Several years ago, I faced a very painful internal condition, one that often kept me up at night. I had help praying about the problem from my husband and a dedicated Christian Science practitioner, and there were times when I felt free from the pain, but the condition continued for some time. The pain sometimes made it hard for me to pray. It could be likened to a relentless accusation that I was guilty of several crimes—of being a mortal, of being subject to material organization, of experiencing sensation in matter. At the time, I wasn’t always certain how effective my prayers were, but I stuck with it. I had experienced and witnessed enough significant healings in my life to know that the Christ, which presents the truth of man’s innocence, would free me.

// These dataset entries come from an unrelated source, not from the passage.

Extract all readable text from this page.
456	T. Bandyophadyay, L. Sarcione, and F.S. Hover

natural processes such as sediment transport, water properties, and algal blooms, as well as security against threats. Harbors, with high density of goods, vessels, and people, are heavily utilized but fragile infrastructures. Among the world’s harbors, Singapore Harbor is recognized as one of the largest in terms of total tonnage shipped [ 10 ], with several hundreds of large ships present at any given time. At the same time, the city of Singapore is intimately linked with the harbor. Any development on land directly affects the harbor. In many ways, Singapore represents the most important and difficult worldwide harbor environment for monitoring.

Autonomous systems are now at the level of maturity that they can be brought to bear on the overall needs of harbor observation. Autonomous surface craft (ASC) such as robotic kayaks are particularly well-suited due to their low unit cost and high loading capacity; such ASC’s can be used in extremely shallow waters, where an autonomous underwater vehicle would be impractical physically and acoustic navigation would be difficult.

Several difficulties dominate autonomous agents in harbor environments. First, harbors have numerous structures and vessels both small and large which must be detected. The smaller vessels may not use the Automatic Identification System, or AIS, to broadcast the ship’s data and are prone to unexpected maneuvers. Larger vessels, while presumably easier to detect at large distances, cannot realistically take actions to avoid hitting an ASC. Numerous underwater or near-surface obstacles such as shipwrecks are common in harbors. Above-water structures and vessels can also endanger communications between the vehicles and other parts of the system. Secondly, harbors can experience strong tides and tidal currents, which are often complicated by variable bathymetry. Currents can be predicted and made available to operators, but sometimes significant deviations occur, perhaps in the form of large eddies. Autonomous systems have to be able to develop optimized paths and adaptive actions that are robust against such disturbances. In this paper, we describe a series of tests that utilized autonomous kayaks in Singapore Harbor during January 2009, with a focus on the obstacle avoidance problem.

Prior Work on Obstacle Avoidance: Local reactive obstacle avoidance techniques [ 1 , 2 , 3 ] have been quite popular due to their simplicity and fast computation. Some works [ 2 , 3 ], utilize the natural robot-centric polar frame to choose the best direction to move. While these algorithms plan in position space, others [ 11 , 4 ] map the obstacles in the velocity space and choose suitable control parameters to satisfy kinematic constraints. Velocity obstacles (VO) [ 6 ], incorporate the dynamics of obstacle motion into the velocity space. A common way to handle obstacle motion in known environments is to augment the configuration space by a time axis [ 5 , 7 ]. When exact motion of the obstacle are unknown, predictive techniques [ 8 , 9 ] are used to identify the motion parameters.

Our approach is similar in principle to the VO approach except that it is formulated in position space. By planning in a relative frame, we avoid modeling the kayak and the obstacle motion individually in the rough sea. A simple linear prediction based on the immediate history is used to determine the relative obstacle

I could have sought out medical means, but taking that path didn’t feel like the right option for me. I sensed it would be useful to take a stand and not plead guilty to being susceptible to illness. I very much knew it was natural to expect spiritual healing that would prove I was, indeed, spiritual, innocent, in spite of the “cloud of witnesses” (Hebrews 12:1 ) saying otherwise. It was two years until the healing was complete, but at some point during this “trial” I realized the “accuser,” mortal mind, was backing off. The pain and fear subsided, and I felt relief. The truth of my innocence was melting away the underlying lie that I was a mortal. Each day I was a little better than the day before until at last I was completely free. I hadn’t been able to ride my bike during this time (a favorite activity of mine), and I knew the healing was complete when I was back on my bike every weekend. This experience taught me a lot about maintaining my innocence and never pleading guilty or agreeing with a false accusation.
The next time you’re mistakenly accused of the “crime” of being less than the flawless expression of God, don’t admit guilt and don’t begin to wonder if the accusation is true; hold fast to your conviction that you are innocent. Side with the law of God and continue to side with it. Truth is your defense and will restore justice to the case.